A travers ses expériences de recteur de l’Université de Lausanne durant plus de dix ans et de Président du conseil d’administration de l’Hôpital du Valais, Monsieur Arlettaz a relevé leurs éléments communs :

  • institutions publiques importantes dans des branches stratégiques (formation et santé)

  • environ 5'000 collaborateurs

  • budget annuel de 600-700 millions de francs.

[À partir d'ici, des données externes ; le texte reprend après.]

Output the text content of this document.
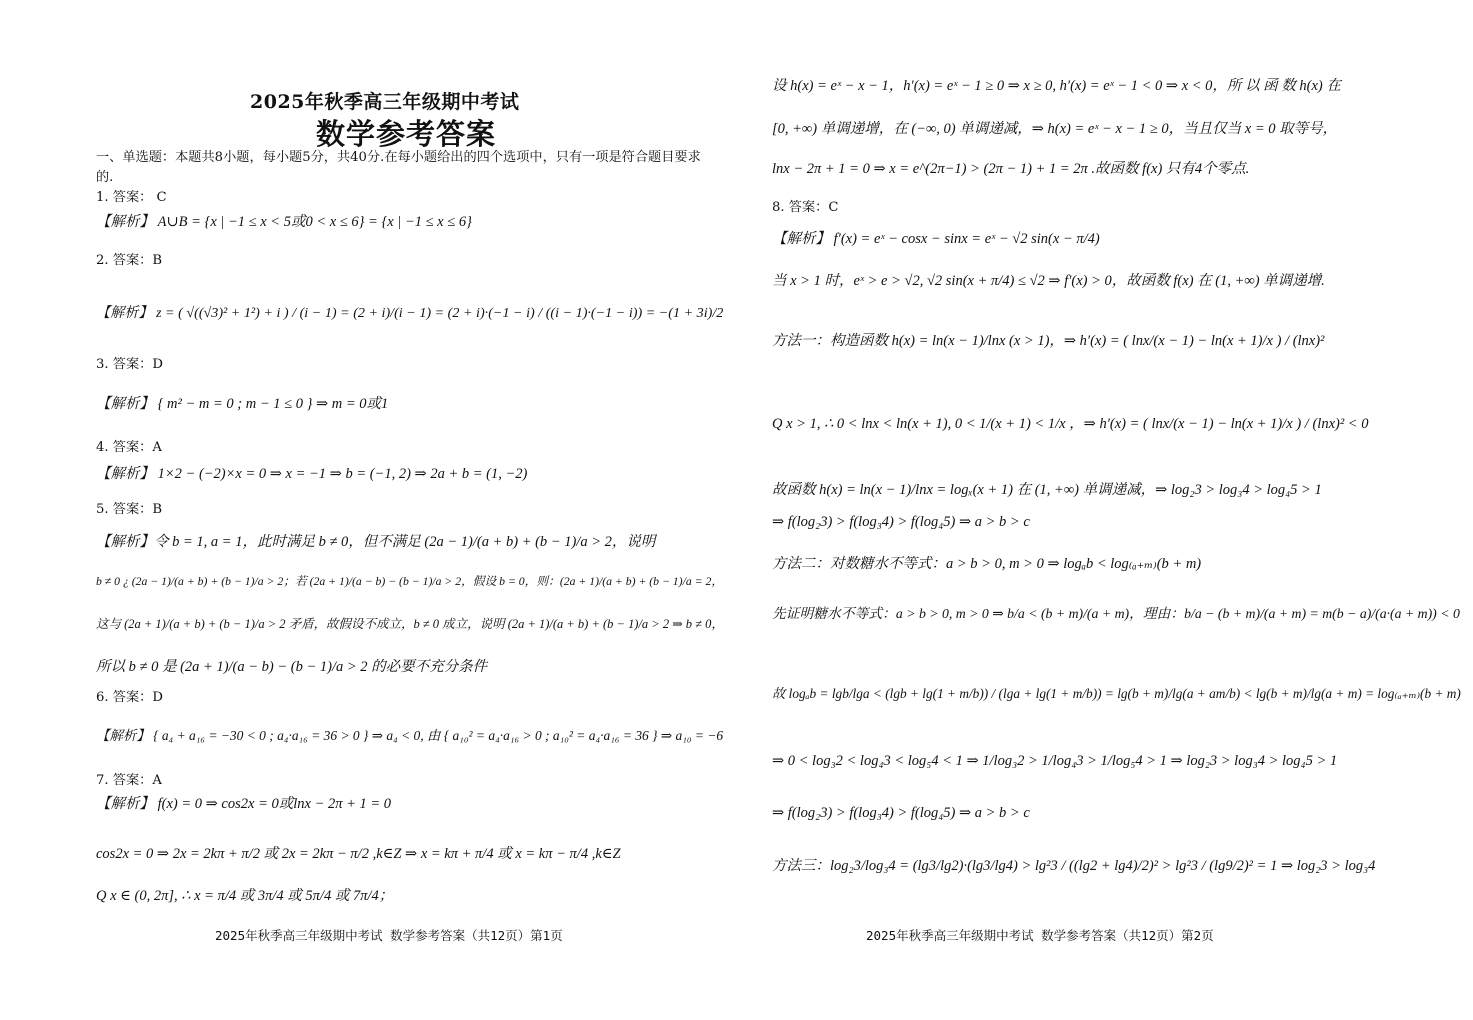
2025年秋季高三年级期中考试
数学参考答案
一、单选题：本题共8小题，每小题5分，共40分.在每小题给出的四个选项中，只有一项是符合题目要求的.
1. 答案： C
【解析】 A∪B = {x | −1 ≤ x < 5或0 < x ≤ 6} = {x | −1 ≤ x ≤ 6}
2. 答案：B
【解析】 z = ( √((√3)² + 1²) + i ) / (i − 1) = (2 + i)/(i − 1) = (2 + i)·(−1 − i) / ((i − 1)·(−1 − i)) = −(1 + 3i)/2
3. 答案：D
【解析】 { m² − m = 0 ; m − 1 ≤ 0 } ⇒ m = 0或1
4. 答案：A
【解析】 1×2 − (−2)×x = 0 ⇒ x = −1 ⇒ b = (−1, 2) ⇒ 2a + b = (1, −2)
5. 答案：B
【解析】令 b = 1, a = 1，此时满足 b ≠ 0，但不满足 (2a − 1)/(a + b) + (b − 1)/a > 2，说明
b ≠ 0 ¿ (2a − 1)/(a + b) + (b − 1)/a > 2；若 (2a + 1)/(a − b) − (b − 1)/a > 2，假设 b = 0，则：(2a + 1)/(a + b) + (b − 1)/a = 2，
这与 (2a + 1)/(a + b) + (b − 1)/a > 2 矛盾，故假设不成立，b ≠ 0 成立，说明 (2a + 1)/(a + b) + (b − 1)/a > 2 ⇒ b ≠ 0，
所以 b ≠ 0 是 (2a + 1)/(a − b) − (b − 1)/a > 2 的必要不充分条件
6. 答案：D
【解析】 { a₄ + a₁₆ = −30 < 0 ; a₄·a₁₆ = 36 > 0 } ⇒ a₄ < 0, 由 { a₁₀² = a₄·a₁₆ > 0 ; a₁₀² = a₄·a₁₆ = 36 } ⇒ a₁₀ = −6
7. 答案：A
【解析】 f(x) = 0 ⇒ cos2x = 0或lnx − 2π + 1 = 0
cos2x = 0 ⇒ 2x = 2kπ + π/2 或 2x = 2kπ − π/2 ,k∈Z ⇒ x = kπ + π/4 或 x = kπ − π/4 ,k∈Z
Q x ∈ (0, 2π], ∴ x = π/4 或 3π/4 或 5π/4 或 7π/4；
2025年秋季高三年级期中考试 数学参考答案（共12页）第1页
设 h(x) = eˣ − x − 1，h′(x) = eˣ − 1 ≥ 0 ⇒ x ≥ 0, h′(x) = eˣ − 1 < 0 ⇒ x < 0，所 以 函 数 h(x) 在
[0, +∞) 单调递增，在 (−∞, 0) 单调递减，⇒ h(x) = eˣ − x − 1 ≥ 0，当且仅当 x = 0 取等号，
lnx − 2π + 1 = 0 ⇒ x = e^(2π−1) > (2π − 1) + 1 = 2π .故函数 f(x) 只有4个零点.
8. 答案：C
【解析】 f′(x) = eˣ − cosx − sinx = eˣ − √2 sin(x − π/4)
当 x > 1 时，eˣ > e > √2, √2 sin(x + π/4) ≤ √2 ⇒ f′(x) > 0，故函数 f(x) 在 (1, +∞) 单调递增.
方法一：构造函数 h(x) = ln(x − 1)/lnx (x > 1)，⇒ h′(x) = ( lnx/(x − 1) − ln(x + 1)/x ) / (lnx)²
Q x > 1, ∴ 0 < lnx < ln(x + 1), 0 < 1/(x + 1) < 1/x ，⇒ h′(x) = ( lnx/(x − 1) − ln(x + 1)/x ) / (lnx)² < 0
故函数 h(x) = ln(x − 1)/lnx = logₓ(x + 1) 在 (1, +∞) 单调递减，⇒ log₂3 > log₃4 > log₄5 > 1
⇒ f(log₂3) > f(log₃4) > f(log₄5) ⇒ a > b > c
方法二：对数糖水不等式：a > b > 0, m > 0 ⇒ logₐb < log₍ₐ₊ₘ₎(b + m)
先证明糖水不等式：a > b > 0, m > 0 ⇒ b/a < (b + m)/(a + m)，理由：b/a − (b + m)/(a + m) = m(b − a)/(a·(a + m)) < 0
故 logₐb = lgb/lga < (lgb + lg(1 + m/b)) / (lga + lg(1 + m/b)) = lg(b + m)/lg(a + am/b) < lg(b + m)/lg(a + m) = log₍ₐ₊ₘ₎(b + m)
⇒ 0 < log₃2 < log₄3 < log₅4 < 1 ⇒ 1/log₃2 > 1/log₄3 > 1/log₅4 > 1 ⇒ log₂3 > log₃4 > log₄5 > 1
⇒ f(log₂3) > f(log₃4) > f(log₄5) ⇒ a > b > c
方法三：log₂3/log₃4 = (lg3/lg2)·(lg3/lg4) > lg²3 / ((lg2 + lg4)/2)² > lg²3 / (lg9/2)² = 1 ⇒ log₂3 > log₃4
2025年秋季高三年级期中考试 数学参考答案（共12页）第2页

Il a poursuivi sur leurs particularités pour montrer leurs différences en matière de fonctionnement, croissance et financement. Dans ce cas, il s’agit pour l’Université avant tout de subventions, alors que pour l’Hôpital, ce sont des recettes provenant de prestations facturées. Ce dernier doit, en outre, maîtriser sa croissance, ainsi que couvrir ses coûts et ses investissements par les recettes générées. Il conclut sa comparaison par trois éléments essentiels permettant d’atteindre les objectifs fixés dans les deux cas:

  • La rigueur dans leur gestion

  • La qualité de leurs prestations

  • La confiance des autorités politiques et de la population

Les travaux de l’audit interne de l’Hôpital du Valais contribuent à renforcer ces éléments en évitant les problèmes liés à la multiplicité des contrôles réalisés par les différentes instances chargées de surveiller les activités de l’institution. Les risques principaux résident dans la redondance et l’inefficience, les contrôles engendrant un investissement important au sein de l’organisation et un risque de non détection. Ensuite, les contrôles peuvent se heurter à une faible réceptivité, voire à des réactions contreproductives de la part des services audités.

Il finit par attirer notre attention sur les paradoxes de notre temps :

  • Nous croyons tout maîtriser à travers notre cadre législatif et politique très évolué, ainsi que les progrès de la science et de la recherche, mais nous craignons l’incertain. Le véritable enjeu est de vivre ensemble l’incertain et là, le salut vient des jeunes qui n’en ont pas peur. Faisons-leur confiance !

  • Les grands défis doivent être abordés de manière coordonnée et planifiée car planifier c’est remplacer l’incertitude par l’erreur. Nous souhaitons plus de créativité d’inventivité et d’innovation.

  • Réfléchir avec une vision à long terme en prenant l’exemple du mathématicien français du début du 19ème siècle : Evariste Galois. Il est le fondateur de la théorie des groupes et à la racine des travaux les plus fondamentaux en mathématique et en physique théorique. Son histoire montre qu’une démarche désintéressée et sans objectif immédiat peut être utile à long terme.

En guise de conclusion, il résume son intervention en une phrase : « Viser la réussite est un objectif plus ambitieux que de proclamer l’excellence ».